In an effort to address the significant racial disparity in prostate cancer, Mount Sinai is launching a Mobile MRI Unit in Summer 2021. This program seeks to support prostate health among African Americans in New York City neighborhoods, specifically Harlem, Queens, and the Bronx.


The Robert F. Smith Mobile MRI Unit will address the high incidence of prostate cancer in this patient population by raising awareness about this disease, setting up screening appointments, and scheduling follow-up visits when needed with Mount Sinai Health System urologists, according to Tewari, who noted that this program, "provides the necessary tools to detect cancer early and offers much-needed support to this community of patients."


The review also emphasized the importance of including African-American men with prostate cancer in clinical trials. The study authors noted that this has historically been a challenge and the statistics do not show an improvement in recent years. "There is an urgent need to plan novel recruitment techniques specifically targeting African-American patients, in order that they are fairly represented in future trials," they stated.

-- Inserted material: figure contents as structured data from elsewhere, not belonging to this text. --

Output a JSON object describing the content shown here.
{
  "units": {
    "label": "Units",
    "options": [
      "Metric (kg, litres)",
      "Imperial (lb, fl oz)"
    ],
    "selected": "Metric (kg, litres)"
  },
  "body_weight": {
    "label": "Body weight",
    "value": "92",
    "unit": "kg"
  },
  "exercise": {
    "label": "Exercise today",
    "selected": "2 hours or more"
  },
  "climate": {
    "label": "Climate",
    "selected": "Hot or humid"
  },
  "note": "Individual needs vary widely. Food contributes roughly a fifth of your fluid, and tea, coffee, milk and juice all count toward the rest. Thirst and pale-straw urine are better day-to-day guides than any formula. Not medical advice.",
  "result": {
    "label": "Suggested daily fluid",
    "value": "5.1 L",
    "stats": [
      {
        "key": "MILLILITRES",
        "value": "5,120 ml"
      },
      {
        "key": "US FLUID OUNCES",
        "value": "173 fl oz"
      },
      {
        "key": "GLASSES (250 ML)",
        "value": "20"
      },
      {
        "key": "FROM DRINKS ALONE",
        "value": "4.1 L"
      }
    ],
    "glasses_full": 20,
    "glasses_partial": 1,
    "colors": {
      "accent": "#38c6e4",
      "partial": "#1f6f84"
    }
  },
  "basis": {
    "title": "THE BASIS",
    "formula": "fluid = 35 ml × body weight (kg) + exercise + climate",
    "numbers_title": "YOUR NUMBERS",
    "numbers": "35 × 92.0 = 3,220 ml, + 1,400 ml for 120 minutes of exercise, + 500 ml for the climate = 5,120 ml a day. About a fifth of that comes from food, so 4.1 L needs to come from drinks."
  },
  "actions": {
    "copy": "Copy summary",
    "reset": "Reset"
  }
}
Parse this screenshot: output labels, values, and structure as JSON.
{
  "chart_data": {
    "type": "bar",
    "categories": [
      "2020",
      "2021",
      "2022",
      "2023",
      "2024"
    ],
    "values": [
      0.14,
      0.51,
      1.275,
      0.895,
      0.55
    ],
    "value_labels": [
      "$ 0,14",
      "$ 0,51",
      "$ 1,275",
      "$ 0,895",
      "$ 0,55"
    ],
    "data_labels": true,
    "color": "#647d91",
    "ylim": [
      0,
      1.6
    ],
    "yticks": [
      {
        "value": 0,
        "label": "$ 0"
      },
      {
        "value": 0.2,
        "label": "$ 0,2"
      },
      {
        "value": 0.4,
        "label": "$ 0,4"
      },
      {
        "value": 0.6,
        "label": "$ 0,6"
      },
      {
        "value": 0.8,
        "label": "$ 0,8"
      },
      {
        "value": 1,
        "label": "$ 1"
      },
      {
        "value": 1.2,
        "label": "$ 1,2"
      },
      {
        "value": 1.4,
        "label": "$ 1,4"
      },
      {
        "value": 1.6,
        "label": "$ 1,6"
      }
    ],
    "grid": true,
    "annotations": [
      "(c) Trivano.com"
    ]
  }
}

When it comes to addressing the survival disparities among African-American men with prostate cancer, Tewari believes this is a challenge that can be overcome with targeted efforts focused on prevention and early detection.


"This is a winnable battle," he noted. "We just need to find the cancer before it becomes unwinnable. Don't let it become metastatic. Don't let it become nodal. And, if we focus on that, we will have many more victories to come."


Catlin Nalley is a contributing writer.